O noticiário está alvoroçado. Muitos temas efervescentes, entre eles, especulações quanto ao novo Papa, morte de Hugo Chávez e futuro da Venezuela, além de outros tanto, sobretudo do nosso próprio quintal brasileiro.
Há dias as manchetes quase se repetem, temas se arrastam, e as discussões e indagações se ampliam, contudo, chega o dia 08 de março, tido como Dia Internacional da Mulher. Não se pode ignorar, não seria politicamente correto, então, empurrados pela obrigação, quase à força, abre-se espremidos espaços para se abordar o tema. Há real necessidade?
Opiniões divergem-se, resgates históricos se dão, tons de vozes e cinzas são jogados, solicitados, e a questão da mulher e sua construção como sujeito através de lutas pela igualdade, requer memória histórica e ponderações a respeito do contexto social. “Mas o circo precisa mesmo ser montado?”, é a pergunta de alguns inquietos que acreditam, apesar de não assumirem, que há questões outras prioritárias. O próprio Alain Touraine, sociólogo renomado, foi e ainda é criticado pela importância insistente e excessiva, na opinião de muitos, a respeito da consciência feminina e tanto estudo voltado para isso. “Por que escolher as mulheres como figuras centrais de nossa sociedade quando as desigualdades crescem, a violência se intensifica em nível internacional e exércitos e terroristas se enfrentam?”. Ao que ele responde: “As mulheres hoje, têm mais capacidade do que os homens de se portar como sujeitos. E isso porque elas carregam consigo o ideal histórico de recompor o mundo e de superar os dualismo antigos, e porque assumem mais diretamente a responsabilidade com seu corpo, com seu papel de criadoras da vida, com a própria sexualidade”. E completa: “Nós vivemos um longo período no qual os homens geraram a historicidade e criaram uma consciência de si. Agora, depois de várias décadas e por uma duração indeterminada e talvez sem um acaso previsível, entramos numa sociedade e experimentamos caminhos individuais cujo sentido está mais nas mãos, na cabeça e no sexo das mulheres do que nas mãos, na cabeça e no sexo dos homens” .
Tratar do tema significa falar sobre questões fortes e delicadas, tais como, violência doméstica, abuso sexual, mercado de trabalho, maternidade no contexto do século XXI, etc. Dia 08 de março é dia onde se pode ler, ouvir e assistir vários debates, ponderações sobre o mundo das mulheres, suas representações e seus projetos, os desafios da sociedade atual e a figura do feminino no mal-estar contemporâneo. E aí? Do dia 09 em diante, como fica? Ou seja, a médio e longo prazo como a questão da mulher é tratada? Volta-se ao tema apenas e tão-somente quando surge mais uma manchete trágica ligada à mulher ou alguma estatística lamentável é tornada pública?

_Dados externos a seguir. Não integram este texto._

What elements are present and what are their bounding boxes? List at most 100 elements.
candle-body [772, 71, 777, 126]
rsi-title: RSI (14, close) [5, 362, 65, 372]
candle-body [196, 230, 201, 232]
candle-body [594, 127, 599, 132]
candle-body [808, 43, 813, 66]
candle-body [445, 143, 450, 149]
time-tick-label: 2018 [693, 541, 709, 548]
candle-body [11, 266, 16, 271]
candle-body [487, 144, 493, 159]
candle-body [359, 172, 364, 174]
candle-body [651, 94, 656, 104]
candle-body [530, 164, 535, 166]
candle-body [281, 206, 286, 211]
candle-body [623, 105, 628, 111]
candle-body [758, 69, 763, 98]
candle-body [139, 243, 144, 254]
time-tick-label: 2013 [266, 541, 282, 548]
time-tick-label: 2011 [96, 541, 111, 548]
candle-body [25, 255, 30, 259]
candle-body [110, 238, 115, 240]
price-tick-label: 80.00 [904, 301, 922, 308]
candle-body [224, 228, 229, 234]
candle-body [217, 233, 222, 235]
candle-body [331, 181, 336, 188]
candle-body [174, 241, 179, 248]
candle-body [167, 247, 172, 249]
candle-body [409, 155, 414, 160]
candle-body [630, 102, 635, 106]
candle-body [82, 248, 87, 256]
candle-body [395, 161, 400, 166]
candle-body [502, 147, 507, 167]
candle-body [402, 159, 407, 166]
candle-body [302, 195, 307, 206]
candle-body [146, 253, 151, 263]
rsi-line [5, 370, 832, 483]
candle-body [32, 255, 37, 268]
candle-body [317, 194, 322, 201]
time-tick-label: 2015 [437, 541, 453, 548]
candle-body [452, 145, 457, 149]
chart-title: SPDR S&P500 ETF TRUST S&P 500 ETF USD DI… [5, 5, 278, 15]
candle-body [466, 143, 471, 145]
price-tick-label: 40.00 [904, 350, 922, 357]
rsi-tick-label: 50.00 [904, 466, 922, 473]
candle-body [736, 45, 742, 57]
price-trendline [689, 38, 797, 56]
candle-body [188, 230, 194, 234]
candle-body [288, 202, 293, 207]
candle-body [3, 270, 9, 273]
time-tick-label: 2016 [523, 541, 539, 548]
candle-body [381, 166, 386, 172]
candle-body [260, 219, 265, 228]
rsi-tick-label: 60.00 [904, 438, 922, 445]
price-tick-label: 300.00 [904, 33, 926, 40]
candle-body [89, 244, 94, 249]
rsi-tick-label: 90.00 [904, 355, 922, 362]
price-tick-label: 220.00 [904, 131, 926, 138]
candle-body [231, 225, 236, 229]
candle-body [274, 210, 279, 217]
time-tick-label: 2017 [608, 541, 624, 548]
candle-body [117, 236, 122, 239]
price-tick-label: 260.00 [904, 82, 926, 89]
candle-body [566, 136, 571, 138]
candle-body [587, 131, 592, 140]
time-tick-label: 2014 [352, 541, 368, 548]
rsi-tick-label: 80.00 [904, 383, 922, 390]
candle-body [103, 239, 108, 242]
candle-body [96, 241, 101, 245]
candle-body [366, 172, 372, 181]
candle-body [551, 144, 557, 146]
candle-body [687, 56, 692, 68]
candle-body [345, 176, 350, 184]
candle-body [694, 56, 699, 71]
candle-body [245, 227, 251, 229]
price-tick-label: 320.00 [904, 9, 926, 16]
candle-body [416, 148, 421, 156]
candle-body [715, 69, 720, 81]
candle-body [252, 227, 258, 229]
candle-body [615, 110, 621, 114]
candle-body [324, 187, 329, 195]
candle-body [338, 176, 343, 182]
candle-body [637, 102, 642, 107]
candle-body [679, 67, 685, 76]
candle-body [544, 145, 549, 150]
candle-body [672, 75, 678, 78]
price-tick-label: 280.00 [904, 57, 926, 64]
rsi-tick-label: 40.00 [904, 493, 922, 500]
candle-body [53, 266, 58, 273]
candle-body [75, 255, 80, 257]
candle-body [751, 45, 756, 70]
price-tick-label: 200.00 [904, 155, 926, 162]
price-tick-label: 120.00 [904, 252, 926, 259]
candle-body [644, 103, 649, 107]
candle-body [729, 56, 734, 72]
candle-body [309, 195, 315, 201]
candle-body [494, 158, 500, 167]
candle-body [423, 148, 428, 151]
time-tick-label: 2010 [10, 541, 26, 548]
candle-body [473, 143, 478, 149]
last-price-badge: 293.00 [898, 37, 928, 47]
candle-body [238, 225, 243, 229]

E, alguns, podem nessa hora, apropriar-se da velha questão freudiana: “Afinal, o que quer uma mulher?”. Freud, aliás, após três décadas de investigação da “alma feminina”, interrogações internas levadas a sério, já no final da vida, teria confessado sua decepção e insatisfação com os resultados de seu saber sobre a mulher .
Voltando a Touraine, “as mulheres da geração pós-feminista não têm objetivos mais limitados daqueles de suas mães, mas elas acrescentam à sociedade em que vivem uma orientação cultural nova e bastante carregada de ‘conflitividade’, em ruptura com uma definição negativa da ação das mulheres que se limitaria a derrubar a desigualdade e as discriminações no intuito de eliminar as diferenças entre os gêneros”. E sugere que mais do que vítimas, podemos também ser atrizes que consolidam suas funções com uma vitalidade raramente encontrável em outras categorias sociais. Será? Quem se importa e quem acredita? Quem deseja conversar, participar e aprofundar conceitos, possibilidades, projetos e abrir espaços para a promoção dessa agenda?
A percepção do que nos cerca, as aceleradas mudanças, algumas tendências e confusões, muitas dúvidas e conflitos, não terá nas comunidades cristãs espaços legítimos para o diálogo? Não se pode ignorar algumas iniciativas e tentativas, entretanto, não se pode mais e além? Pelo que vejo, especialmente no meio cristão, é algo que se passa de largo. Há muito medo, uma sensação de ameaça, de descontrole, um incômodo que é tratado como peso a se livrar. O bonde da história já se perdeu, e em nosso tempo, o trem bala é uma realidade. Não seria o caso de apressarmo-nos em rever compreensões, assumir ignorâncias e não desprezarmos a velocidade da sociedade? Com pressa não quero dizer afobação, até porque o risco da superficialidade no trato com o tema é grande. Mas desconfio que seja bom salientar a urgência e demanda real crescente.